Dimanche 23 Septembre       [ lectures  Am 8, 4-7 Psaume 112 ; 1_Tm 2, 1-8 ; Lc 16,1-13]

TROUVER ET SERVIR LE BIEN VERITABLE

                  « Vous ne pouvez servir à la fois Dieu et l’argent » (Luc 16,13)

                  Etonnante conclusion de l’enseignement du Seigneur sur l’argent ! Comme si Dieu et l’argent pouvaient être placés sur le même plan ! Pourtant n’est-ce pas ce que nous faisons trop souvent ? Au fond la question posée par le Christ est de savoir où nous mettons nos priorités.

De même, étonnante parabole que celle du gérant malhonnête ! Où Dieu se trouve-t-il dans une telle situation ? Précisément Il n’y est pas ! Gardons-nous de vouloir établir une relation entre Dieu et l’homme riche. Il ne s’agit pas pour le Christ de nous parler du Royaume de Dieu en ces termes, mais bien, comme Amos dans la première lecture, de nous mettre devant nos conduites qui relèvent de l’exploitation de l’homme par l’homme. Comportement de fils de ce monde et non pas de fils de lumière !

                  Il est clair que l’argent se situe au centre des relations sociales. Son usage constitue un miroir fidèle de l’état, non seulement matériel, mais aussi moral et spirituel de l’humanité. Le pouvoir économique et financier est incontestablement un rouage essentiel dans les rapports de l’homme avec la nature, mais plus encore dans les rapports de l’homme avec ses frères. Son exercice peut conduire tout autant à l’asservissement de l’homme qu’à sa libération. Voilà pourquoi saint Paul insiste sur les prières d’intercession pour tous ceux qui ont des responsabilités politiques, économiques, sociales (1 Timothée 2,2). Par la prière, le croyant rappelle que ces pouvoirs humains ne sont pas à eux-mêmes leur propre source. Celle-ci est transcendante : Dieu qui nous fonde et nous fait exister.

                  Seul, Il est la source immuable, le Bien véritable, Celui en qui l’on peut se fier seul. Il est notre Bien propre. L’Amitié divine est alors par excellence notre bien véritable. Servir Dieu, c’est nous libérer de toute tyrannie, celle de l’argent en particulier, c’est apprendre à mettre notre confiance dans l’Amour, c’est entrer dans l’ordre de la charité qui seule crée les liens qui subsistent dans la vie éternelle. L’argent est « trompeur » ou « malhonnête » lorsque nous l’idolâtrons. Il nous renvoie à l’attitude captatrice de l’Adam des origines. Jésus, le Maître qui se fait serviteur, nous dit comment, à sa suite, nous pouvons être dignes du Bien véritable, l’amour de Dieu qui nous donne la vie, celle que nous recevrons alors dans « les demeures éternelles », autrement dit dans le Royaume du Père.
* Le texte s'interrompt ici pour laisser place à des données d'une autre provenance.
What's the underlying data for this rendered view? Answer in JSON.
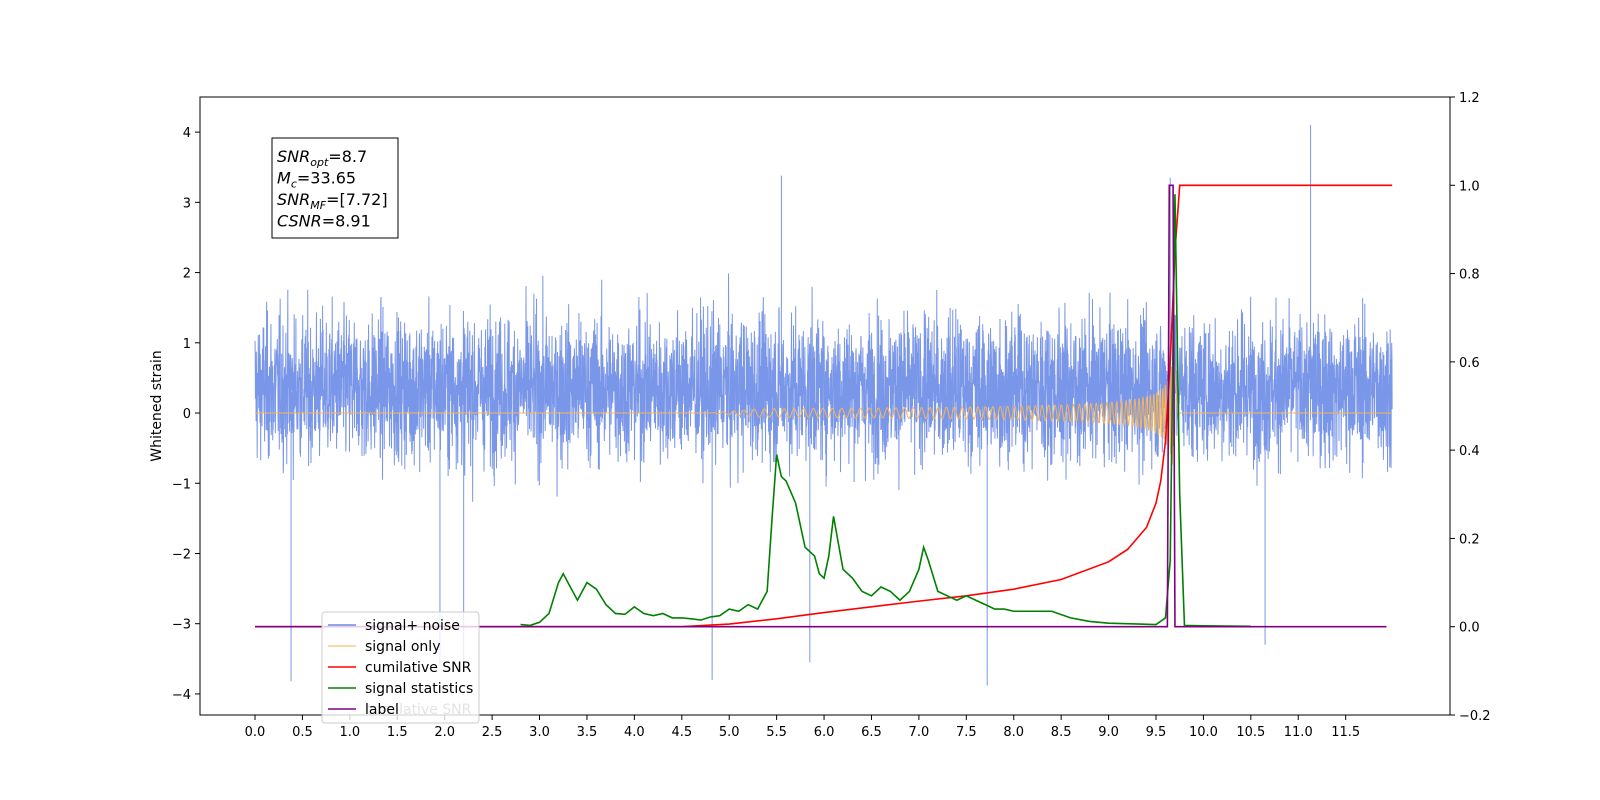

Dimanche 16 septembre      [ lectures  : Ex 32, 7...14 ; Psaume 50 ; 1 Tm 1, 12-17Lc 15,1-32 ; ]

DE LA COLERE A LA MISERICORDE, ou

L’IMPROBABLE CHEMINEMENT DE L’AMOUR DIVIN

 Maintenant, laisse moi faire ; ma colère va s’enflammer contre eux et je vais les engloutir ! » (Exode 32,10).
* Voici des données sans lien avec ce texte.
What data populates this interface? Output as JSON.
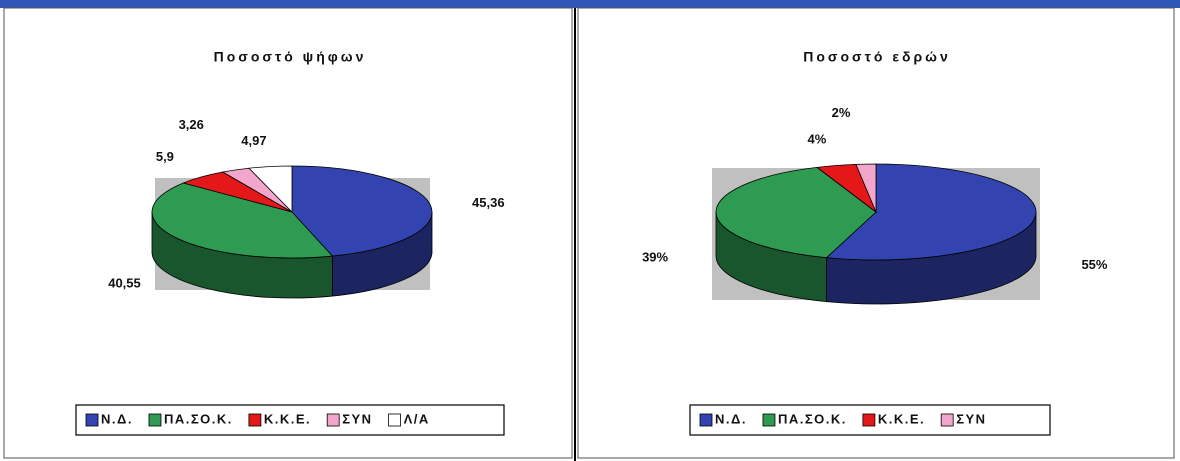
{
  "chart_data": [
    {
      "type": "pie",
      "title": "Ποσοστό ψήφων",
      "categories": [
        "Ν.Δ.",
        "ΠΑ.ΣΟ.Κ.",
        "Κ.Κ.Ε.",
        "ΣΥΝ",
        "Λ/Α"
      ],
      "values": [
        45.36,
        40.55,
        5.9,
        3.26,
        4.97
      ],
      "value_labels": [
        "45,36",
        "40,55",
        "5,9",
        "3,26",
        "4,97"
      ],
      "colors": [
        "#3344b0",
        "#2e9a52",
        "#e41818",
        "#f2a6cc",
        "#ffffff"
      ],
      "legend": "bottom"
    },
    {
      "type": "pie",
      "title": "Ποσοστό εδρών",
      "categories": [
        "Ν.Δ.",
        "ΠΑ.ΣΟ.Κ.",
        "Κ.Κ.Ε.",
        "ΣΥΝ"
      ],
      "values": [
        55,
        39,
        4,
        2
      ],
      "value_labels": [
        "55%",
        "39%",
        "4%",
        "2%"
      ],
      "colors": [
        "#3344b0",
        "#2e9a52",
        "#e41818",
        "#f2a6cc"
      ],
      "legend": "bottom"
    }
  ]
}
                  Grande est la tentation de s’appuyer sur de tels passages de l’Ecriture pour opposer un Dieu qui ne serait que vengeance, extermination, donneur de mort, au Dieu de miséricorde et de pardon que Jésus nous révèle, tout particulièrement dans ces trois paraboles du pardon rapportées par saint Luc au chapitre quinze de son Evangile lu aujourd’hui.
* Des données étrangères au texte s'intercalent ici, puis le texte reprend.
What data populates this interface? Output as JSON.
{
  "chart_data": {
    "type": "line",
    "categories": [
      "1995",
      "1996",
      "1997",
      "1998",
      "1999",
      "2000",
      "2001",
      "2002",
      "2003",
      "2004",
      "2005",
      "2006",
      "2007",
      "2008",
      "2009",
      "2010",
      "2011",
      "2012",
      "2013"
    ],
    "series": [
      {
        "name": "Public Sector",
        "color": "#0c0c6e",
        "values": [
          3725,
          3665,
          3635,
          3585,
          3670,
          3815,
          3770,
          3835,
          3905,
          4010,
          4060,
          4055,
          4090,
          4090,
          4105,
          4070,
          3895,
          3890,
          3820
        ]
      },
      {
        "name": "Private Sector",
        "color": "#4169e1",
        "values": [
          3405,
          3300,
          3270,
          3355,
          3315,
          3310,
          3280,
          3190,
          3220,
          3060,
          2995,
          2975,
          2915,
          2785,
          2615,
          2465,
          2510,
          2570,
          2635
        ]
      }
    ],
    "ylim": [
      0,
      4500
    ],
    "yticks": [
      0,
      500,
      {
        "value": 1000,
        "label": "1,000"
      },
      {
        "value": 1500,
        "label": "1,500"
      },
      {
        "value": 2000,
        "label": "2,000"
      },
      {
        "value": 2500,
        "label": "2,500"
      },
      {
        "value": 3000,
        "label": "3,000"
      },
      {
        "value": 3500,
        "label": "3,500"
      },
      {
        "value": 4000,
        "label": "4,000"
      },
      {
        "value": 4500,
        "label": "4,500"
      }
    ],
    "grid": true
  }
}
                  Cette tentation n’a cessé de travailler les croyants dès les origines de l’Eglise. L’hérésie de Marcion au IIème siècle en a été une des manifestations les plus dangereuses qui trouve encore aujourd’hui des adeptes dans une interprétation erronée de l’Ancien et du Nouveau Testament. Une telle conception porte en effet gravement atteinte à l’unité du dessein divin tout au long de la Révélation comme le souligne avec force le pape Benoît XVI dans son magnifique « Jésus de Nazareth ». Si Dieu se laissait aller à sa colère, l’humanité disparaîtrait, et Dieu ne serait pas Dieu puisqu’il se nierait lui-même en rejetant la promesse faite à Abraham, Isaac et Jacob en faveur de leur race à jamais.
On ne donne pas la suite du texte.